New Delhi: A private Indian university has opened its first international campus in Dubai this week, marking a growing education cooperation between New Delhi and Abu Dhabi. 

Symbiosis International University is a private higher education institution based in the western Indian city of Pune with at least five other campuses operating across the country, offering undergraduate, postgraduate and doctorate-level programs. 

It is considered one of the top private business schools in the South Asian country, ranking 13th in management in the Indian Ministry of Education’s National Institutional Ranking Framework. 

SIU’s Dubai campus, which will offer management, technology and media and communications courses, was officially inaugurated on Thursday by Indian Foreign Minister S. Jaishankar and Sheikh Nahyan bin Mubarak, the UAE minister of tolerance and coexistence. 

“I am sure that this campus will foster greater collaboration and research linkages between scholars of India and UAE, for mutual prosperity and global good,” Jaishankar said during the ceremony. 

“(The) ceremony is not just an inauguration of a new campus; it is a celebration of the growing educational cooperation between our two countries.

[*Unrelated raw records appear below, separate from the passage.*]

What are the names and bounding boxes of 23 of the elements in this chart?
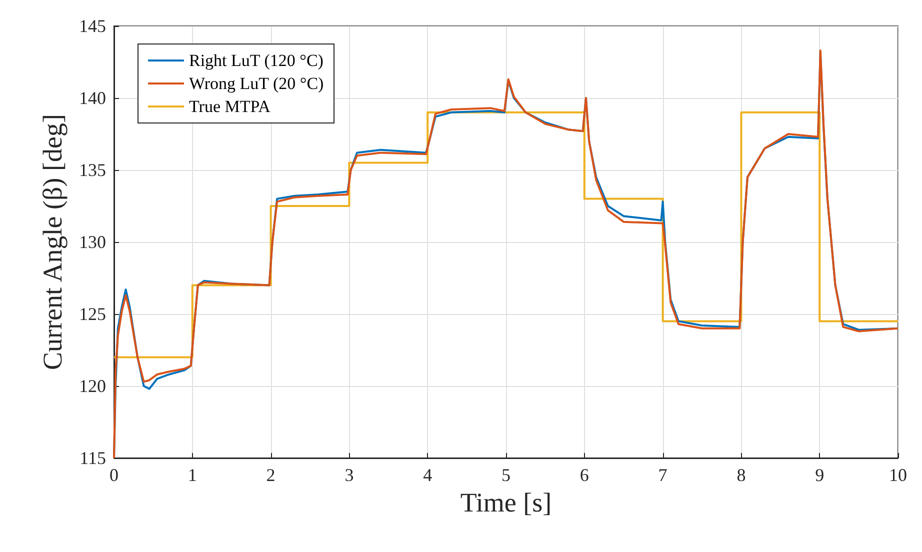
x-tick-label: 5 (502, 465, 510, 485)
x-tick-label: 7 (658, 465, 668, 485)
x-tick-label: 10 (889, 465, 907, 485)
legend-label: True MTPA (189, 97, 272, 116)
y-tick-label: 125 (79, 304, 106, 324)
y-tick-label: 130 (79, 232, 106, 252)
x-axis-title: Time [s] (460, 487, 552, 518)
y-tick-label: 135 (79, 160, 106, 180)
x-tick-label: 9 (815, 465, 824, 485)
y-tick-label: 115 (80, 448, 106, 468)
legend-label: Right LuT (120 °C) (189, 51, 324, 70)
x-tick-label: 1 (188, 465, 197, 485)
y-tick-label: 140 (79, 88, 106, 108)
legend-label: Wrong LuT (20 °C) (189, 74, 324, 93)
x-tick-label: 8 (736, 465, 746, 485)
x-tick-label: 4 (423, 465, 432, 485)
x-tick-label: 0 (110, 465, 118, 485)
x-tick-label: 6 (580, 465, 589, 485)
y-tick-label: 120 (79, 376, 106, 396)
y-axis-title: Current Angle (β) [deg] (38, 114, 68, 370)
y-tick-label: 145 (79, 16, 106, 36)
x-tick-label: 2 (266, 465, 276, 485)
x-tick-label: 3 (344, 465, 354, 485)
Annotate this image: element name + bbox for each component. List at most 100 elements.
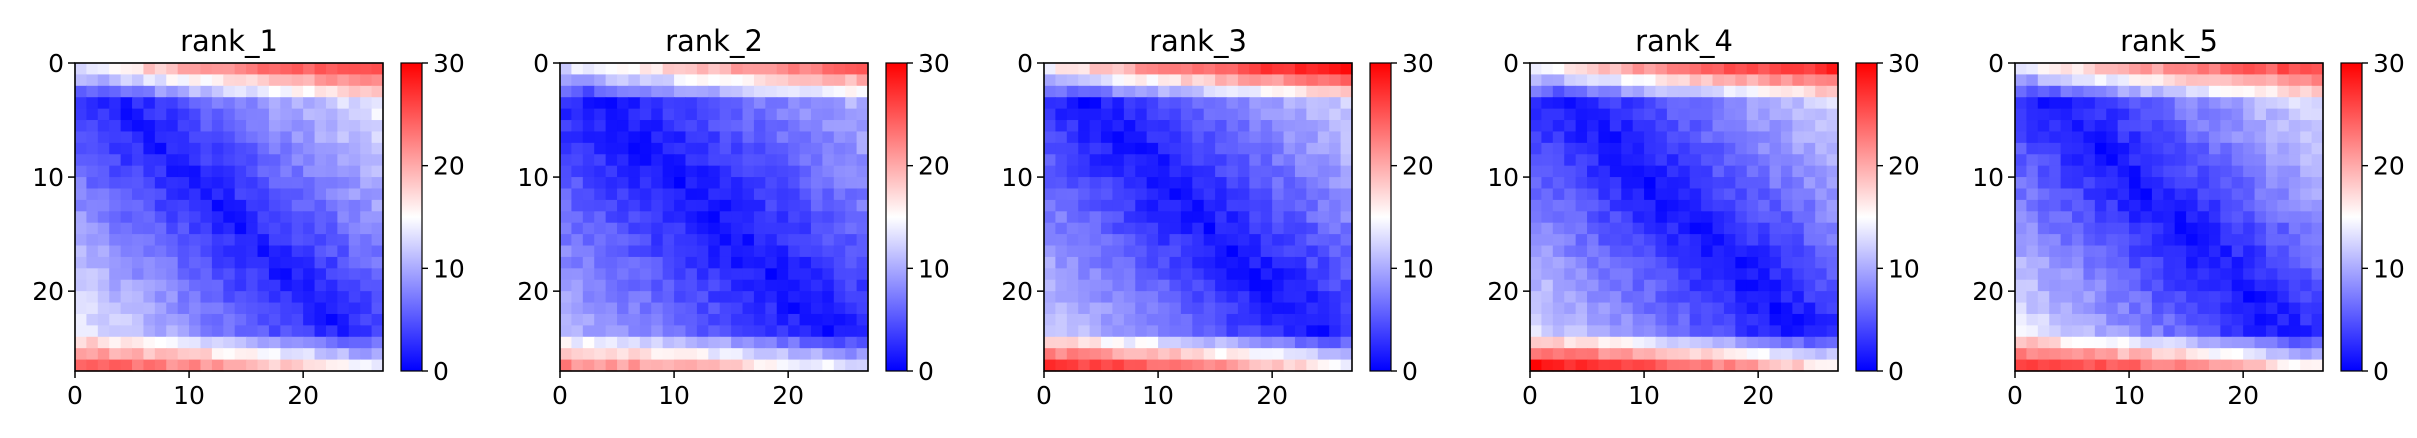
heatmap-cell xyxy=(731,142,744,155)
heatmap-cell xyxy=(1678,302,1691,315)
heatmap-cell xyxy=(2265,120,2278,133)
heatmap-cell xyxy=(1294,74,1307,87)
heatmap-cell xyxy=(1587,85,1600,98)
heatmap-cell xyxy=(1135,74,1148,87)
heatmap-cell xyxy=(765,131,778,144)
heatmap-cell xyxy=(177,108,190,121)
heatmap-cell xyxy=(1146,108,1159,121)
heatmap-cell xyxy=(617,97,630,110)
heatmap-cell xyxy=(1112,177,1125,190)
heatmap-cell xyxy=(1306,142,1319,155)
heatmap-cell xyxy=(1123,302,1136,315)
heatmap-cell xyxy=(2094,279,2107,292)
heatmap-cell xyxy=(2151,63,2164,76)
heatmap-cell xyxy=(1552,165,1565,178)
heatmap-cell xyxy=(1587,359,1600,372)
heatmap-cell xyxy=(2300,256,2313,269)
heatmap-cell xyxy=(2208,165,2221,178)
heatmap-cell xyxy=(200,211,213,224)
heatmap-cell xyxy=(1701,188,1714,201)
heatmap-cell xyxy=(2037,245,2050,258)
heatmap-cell xyxy=(1575,211,1588,224)
heatmap-cell xyxy=(280,165,293,178)
heatmap-cell xyxy=(1826,85,1839,98)
heatmap-cell xyxy=(1712,256,1725,269)
heatmap-cell xyxy=(75,291,88,304)
heatmap-cell xyxy=(109,325,122,338)
heatmap-cell xyxy=(257,165,270,178)
heatmap-cell xyxy=(628,188,641,201)
heatmap-cell xyxy=(143,336,156,349)
heatmap-cell xyxy=(2037,131,2050,144)
heatmap-cell xyxy=(1078,165,1091,178)
heatmap-cell xyxy=(2072,188,2085,201)
heatmap-cell xyxy=(2094,268,2107,281)
heatmap-cell xyxy=(291,165,304,178)
heatmap-cell xyxy=(2117,245,2130,258)
heatmap-cell xyxy=(833,234,846,247)
heatmap-cell xyxy=(1089,85,1102,98)
heatmap-cell xyxy=(348,245,361,258)
heatmap-cell xyxy=(605,245,618,258)
heatmap-cell xyxy=(1306,348,1319,361)
heatmap-cell xyxy=(189,313,202,326)
heatmap-cell xyxy=(1609,131,1622,144)
heatmap-cell xyxy=(856,222,869,235)
heatmap-cell xyxy=(2117,108,2130,121)
heatmap-cell xyxy=(2265,245,2278,258)
heatmap-cell xyxy=(1609,85,1622,98)
heatmap-cell xyxy=(776,279,789,292)
heatmap-cell xyxy=(1101,222,1114,235)
heatmap-cell xyxy=(303,268,316,281)
heatmap-cell xyxy=(177,199,190,212)
heatmap-cell xyxy=(731,279,744,292)
heatmap-cell xyxy=(2254,359,2267,372)
heatmap-cell xyxy=(1237,279,1250,292)
heatmap-cell xyxy=(189,63,202,76)
heatmap-cell xyxy=(2254,177,2267,190)
heatmap-cell xyxy=(2254,325,2267,338)
heatmap-cell xyxy=(696,120,709,133)
heatmap-cell xyxy=(1078,268,1091,281)
heatmap-cell xyxy=(639,325,652,338)
heatmap-cell xyxy=(719,234,732,247)
heatmap-cell xyxy=(1792,359,1805,372)
heatmap-cell xyxy=(674,120,687,133)
heatmap-cell xyxy=(1621,325,1634,338)
heatmap-cell xyxy=(1260,199,1273,212)
heatmap-cell xyxy=(674,97,687,110)
heatmap-cell xyxy=(2083,97,2096,110)
heatmap-cell xyxy=(765,211,778,224)
heatmap-cell xyxy=(2106,63,2119,76)
heatmap-cell xyxy=(833,154,846,167)
heatmap-cell xyxy=(2220,165,2233,178)
heatmap-cell xyxy=(571,131,584,144)
heatmap-cell xyxy=(1689,268,1702,281)
heatmap-cell xyxy=(1169,120,1182,133)
heatmap-cell xyxy=(628,325,641,338)
heatmap-cell xyxy=(1101,108,1114,121)
heatmap-cell xyxy=(560,256,573,269)
heatmap-cell xyxy=(280,199,293,212)
heatmap-cell xyxy=(2311,74,2324,87)
heatmap-cell xyxy=(1260,188,1273,201)
heatmap-cell xyxy=(1272,188,1285,201)
heatmap-cell xyxy=(2243,211,2256,224)
heatmap-cell xyxy=(166,359,179,372)
heatmap-cell xyxy=(325,108,338,121)
heatmap-cell xyxy=(1226,131,1239,144)
heatmap-cell xyxy=(75,325,88,338)
heatmap-cell xyxy=(2129,85,2142,98)
heatmap-cell xyxy=(1066,165,1079,178)
heatmap-cell xyxy=(765,85,778,98)
heatmap-cell xyxy=(799,291,812,304)
heatmap-cell xyxy=(234,268,247,281)
heatmap-cell xyxy=(1815,325,1828,338)
heatmap-cell xyxy=(1587,245,1600,258)
heatmap-cell xyxy=(1541,63,1554,76)
heatmap-cell xyxy=(753,120,766,133)
heatmap-cell xyxy=(1249,245,1262,258)
heatmap-cell xyxy=(708,268,721,281)
heatmap-cell xyxy=(1541,165,1554,178)
heatmap-cell xyxy=(1249,279,1262,292)
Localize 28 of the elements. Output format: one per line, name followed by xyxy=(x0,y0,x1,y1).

Right now, Indian curriculum and learning is being imparted through more than 100 International Indian Schools in UAE, benefitting more than 300,000 students.”

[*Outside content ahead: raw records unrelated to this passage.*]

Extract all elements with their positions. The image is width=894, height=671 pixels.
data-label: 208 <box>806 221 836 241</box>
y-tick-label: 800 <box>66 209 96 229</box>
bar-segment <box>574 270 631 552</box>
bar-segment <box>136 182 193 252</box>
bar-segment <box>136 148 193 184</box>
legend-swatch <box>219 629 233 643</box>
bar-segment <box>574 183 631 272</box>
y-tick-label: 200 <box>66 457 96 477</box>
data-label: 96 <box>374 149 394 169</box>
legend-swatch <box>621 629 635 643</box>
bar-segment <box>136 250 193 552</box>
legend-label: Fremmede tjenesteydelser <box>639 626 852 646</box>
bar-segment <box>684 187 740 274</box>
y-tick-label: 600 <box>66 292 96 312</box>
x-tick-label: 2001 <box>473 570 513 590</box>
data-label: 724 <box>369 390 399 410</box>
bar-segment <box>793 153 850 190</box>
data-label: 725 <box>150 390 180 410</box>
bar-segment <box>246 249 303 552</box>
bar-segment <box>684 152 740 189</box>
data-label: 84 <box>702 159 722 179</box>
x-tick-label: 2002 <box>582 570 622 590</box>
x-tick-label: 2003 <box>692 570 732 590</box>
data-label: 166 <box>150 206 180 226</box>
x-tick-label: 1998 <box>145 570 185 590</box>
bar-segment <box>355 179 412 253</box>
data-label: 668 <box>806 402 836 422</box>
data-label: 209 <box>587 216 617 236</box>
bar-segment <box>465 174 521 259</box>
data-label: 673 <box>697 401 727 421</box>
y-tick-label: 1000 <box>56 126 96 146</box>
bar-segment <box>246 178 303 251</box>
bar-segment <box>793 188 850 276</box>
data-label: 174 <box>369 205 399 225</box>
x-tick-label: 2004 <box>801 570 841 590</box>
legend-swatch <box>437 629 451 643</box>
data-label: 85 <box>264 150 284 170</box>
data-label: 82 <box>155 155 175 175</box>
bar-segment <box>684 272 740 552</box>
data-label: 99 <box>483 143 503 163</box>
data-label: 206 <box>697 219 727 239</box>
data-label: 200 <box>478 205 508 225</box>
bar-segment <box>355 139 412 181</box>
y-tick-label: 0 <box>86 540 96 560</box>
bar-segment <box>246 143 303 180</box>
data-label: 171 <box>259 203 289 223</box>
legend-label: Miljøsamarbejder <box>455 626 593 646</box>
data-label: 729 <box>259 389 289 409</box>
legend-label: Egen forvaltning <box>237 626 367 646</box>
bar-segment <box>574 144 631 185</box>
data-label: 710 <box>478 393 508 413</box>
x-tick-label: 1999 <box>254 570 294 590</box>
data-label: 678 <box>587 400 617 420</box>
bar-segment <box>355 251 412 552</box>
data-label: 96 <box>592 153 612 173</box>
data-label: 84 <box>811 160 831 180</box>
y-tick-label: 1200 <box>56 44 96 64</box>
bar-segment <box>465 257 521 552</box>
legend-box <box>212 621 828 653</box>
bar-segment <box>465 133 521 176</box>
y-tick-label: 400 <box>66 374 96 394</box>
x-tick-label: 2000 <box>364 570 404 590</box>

Under India’s National Education Policy 2020, New Delhi aims to internationalize the Indian education system, including by establishing campuses abroad. 

Another top Indian school, the Indian Institute of Technology-Delhi, began its first undergraduate courses in September, after starting its teaching program in January with a master’s course in energy transition and sustainability. 

Initially launched in September with more than 100 students, the SIU Dubai Campus is the first Indian university in Dubai to start operations with full accreditation and licensing from the UAE’s top education authorities, including the Ministry of Education. 

“A university setting up a campus abroad is not just a bold step, but a concrete commitment to the goal of globalizing India. They certainly render an educational service, but even more, connect us to the world by strengthening our living bridges,” Jaishankar added as he addressed the students. 

Dr. Vidya Yeravdekar, pro-chancellor of Symbiosis International University, said that the school’s establishment in Dubai was in line with the UAE’s education goals. 

“Internationalization is central to the UAE’s educational vision,” Yeravdekar said on Friday. 

“By opening our campus in Dubai, we are creating a gateway for students from around the world to engage in a truly global academic experience, where they can benefit from international faculty, real-world industry collaborations, and a curriculum that meets the needs of a changing world.”